Clinical signs: 250 mg/kg b.w.: hunched posture and piloerection; 500 mg/kg b.w.: tremors, difficulty in movements and piloerection; 1000 mg/kg b.w.: hunched posture, difficulty in movements, tremors and piloerection. A number of male and female animals were found moribund the day of treatment, the surviving animals appeared to make full recovery before the final sampling time.
Mortality: Three female animals of the highest dose level (1000 mg/kg b.w.) died prior to the 24 hours sampling time, 2 of them were substituted by reserve animals.
- Statistical evaluation: No statistically significant increase in the incidence of micronucleated PCE¿s over the control value was observed at any sampling time for male and female animals combined. A statistically significant heterogeneity was observed within male animals from the high treatment group at 48 hour sampling time.

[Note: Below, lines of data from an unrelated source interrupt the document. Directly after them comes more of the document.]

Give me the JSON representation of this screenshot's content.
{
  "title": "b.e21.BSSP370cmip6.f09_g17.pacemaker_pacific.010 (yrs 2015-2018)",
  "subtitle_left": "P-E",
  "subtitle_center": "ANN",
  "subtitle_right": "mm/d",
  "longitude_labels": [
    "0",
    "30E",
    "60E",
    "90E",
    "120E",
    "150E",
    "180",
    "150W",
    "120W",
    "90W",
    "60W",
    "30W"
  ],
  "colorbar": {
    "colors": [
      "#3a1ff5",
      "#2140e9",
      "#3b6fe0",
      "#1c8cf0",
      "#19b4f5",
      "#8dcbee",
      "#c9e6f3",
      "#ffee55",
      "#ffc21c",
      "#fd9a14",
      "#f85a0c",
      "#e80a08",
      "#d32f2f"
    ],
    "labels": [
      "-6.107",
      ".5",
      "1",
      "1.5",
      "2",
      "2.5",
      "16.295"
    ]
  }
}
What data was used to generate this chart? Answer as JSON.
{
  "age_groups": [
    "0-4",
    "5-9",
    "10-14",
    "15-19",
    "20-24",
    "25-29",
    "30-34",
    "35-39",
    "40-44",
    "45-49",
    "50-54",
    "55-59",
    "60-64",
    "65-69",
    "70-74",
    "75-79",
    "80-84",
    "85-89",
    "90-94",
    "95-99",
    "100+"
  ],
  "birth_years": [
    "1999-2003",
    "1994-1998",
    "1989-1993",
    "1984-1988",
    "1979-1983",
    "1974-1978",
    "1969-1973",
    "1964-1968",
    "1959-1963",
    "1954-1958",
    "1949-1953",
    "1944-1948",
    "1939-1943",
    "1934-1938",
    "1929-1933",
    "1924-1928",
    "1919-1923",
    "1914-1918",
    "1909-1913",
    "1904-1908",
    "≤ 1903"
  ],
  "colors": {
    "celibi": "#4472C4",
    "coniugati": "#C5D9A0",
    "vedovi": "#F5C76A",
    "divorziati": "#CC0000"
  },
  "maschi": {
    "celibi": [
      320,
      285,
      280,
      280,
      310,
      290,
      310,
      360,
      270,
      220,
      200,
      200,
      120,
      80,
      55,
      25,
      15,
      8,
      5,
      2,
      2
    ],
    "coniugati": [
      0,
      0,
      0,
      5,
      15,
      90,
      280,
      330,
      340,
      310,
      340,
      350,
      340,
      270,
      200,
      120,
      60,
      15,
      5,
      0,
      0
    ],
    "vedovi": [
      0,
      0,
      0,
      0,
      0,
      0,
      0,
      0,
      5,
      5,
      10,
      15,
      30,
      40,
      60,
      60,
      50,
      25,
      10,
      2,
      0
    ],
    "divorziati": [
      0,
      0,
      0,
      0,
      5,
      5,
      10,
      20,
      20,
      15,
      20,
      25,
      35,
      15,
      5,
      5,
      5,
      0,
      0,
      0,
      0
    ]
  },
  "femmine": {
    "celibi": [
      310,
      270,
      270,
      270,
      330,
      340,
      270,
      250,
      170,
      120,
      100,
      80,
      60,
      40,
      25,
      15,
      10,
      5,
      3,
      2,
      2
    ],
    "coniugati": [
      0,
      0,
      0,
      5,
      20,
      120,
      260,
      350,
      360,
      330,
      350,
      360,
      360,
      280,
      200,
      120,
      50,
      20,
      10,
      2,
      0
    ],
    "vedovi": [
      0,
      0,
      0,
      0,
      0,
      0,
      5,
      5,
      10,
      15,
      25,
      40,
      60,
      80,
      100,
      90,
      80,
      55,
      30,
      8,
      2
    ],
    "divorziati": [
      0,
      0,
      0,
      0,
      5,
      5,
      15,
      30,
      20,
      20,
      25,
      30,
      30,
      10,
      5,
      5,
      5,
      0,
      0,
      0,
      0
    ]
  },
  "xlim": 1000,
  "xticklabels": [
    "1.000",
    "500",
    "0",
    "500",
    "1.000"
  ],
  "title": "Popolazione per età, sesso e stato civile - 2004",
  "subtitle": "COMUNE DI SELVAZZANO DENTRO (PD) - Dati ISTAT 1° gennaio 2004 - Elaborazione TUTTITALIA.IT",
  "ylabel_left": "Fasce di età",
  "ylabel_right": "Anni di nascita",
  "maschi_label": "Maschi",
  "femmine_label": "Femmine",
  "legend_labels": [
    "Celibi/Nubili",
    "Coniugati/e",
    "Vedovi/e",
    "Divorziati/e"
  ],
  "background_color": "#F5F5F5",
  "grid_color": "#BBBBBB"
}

Any other information on results incl. tables

Table: Summary of incidences of micronucleated cells, both sexes

dose-level [mg/kg]	PCE/NCE ratio		incidence of micronucleated cells / 1000 cells
			polychromatic		normochromatic
	24 h	48 h	24 h	48 h	24 h	48 h
vehicle control	0.821	0.985	1.5 ± 0.1	1.4 ± 0.2	0.5 ± 0.2	0.6 ± 0.2
250	0.745		1.2 ± 0.2		0.7 ± 0.1
500	0.767		0.9 ± 0.2		0.5 ± 0.1
1000	0.636	0.563	1.1 ± 0.2	1.4 ± 0.4	0.6 ± 0.1	1.0 ± 0.2
positive control	0.749		10.4 ± 1.6		0.7 ± 0.2

Applicant's summary and conclusion

Conclusions:

Interpretation of results (migrated information): negative
Following treatment with o-tert-Butylphenol, no statistically significant increase in the incidence of micronucleated PCE's over the control value was observed at any dose-level, at any sampling time.
Following treatment with the positive control Mitomycin-C, statistically significant increases in the incidence of micronucleated PCE's over the control values were observed, indicating the correct functioning of the test system.
It was concluded that, under the reported experimental conditions, o-tert-Butylphenol administered orally at the selected dose-levels to male and female mice, did not induce micronuclei in the polychromatic erythrocytes. Clinical signs and mortality observed at the highest dose-level, provide evidence of bioavailability of the test item and adequate exposure.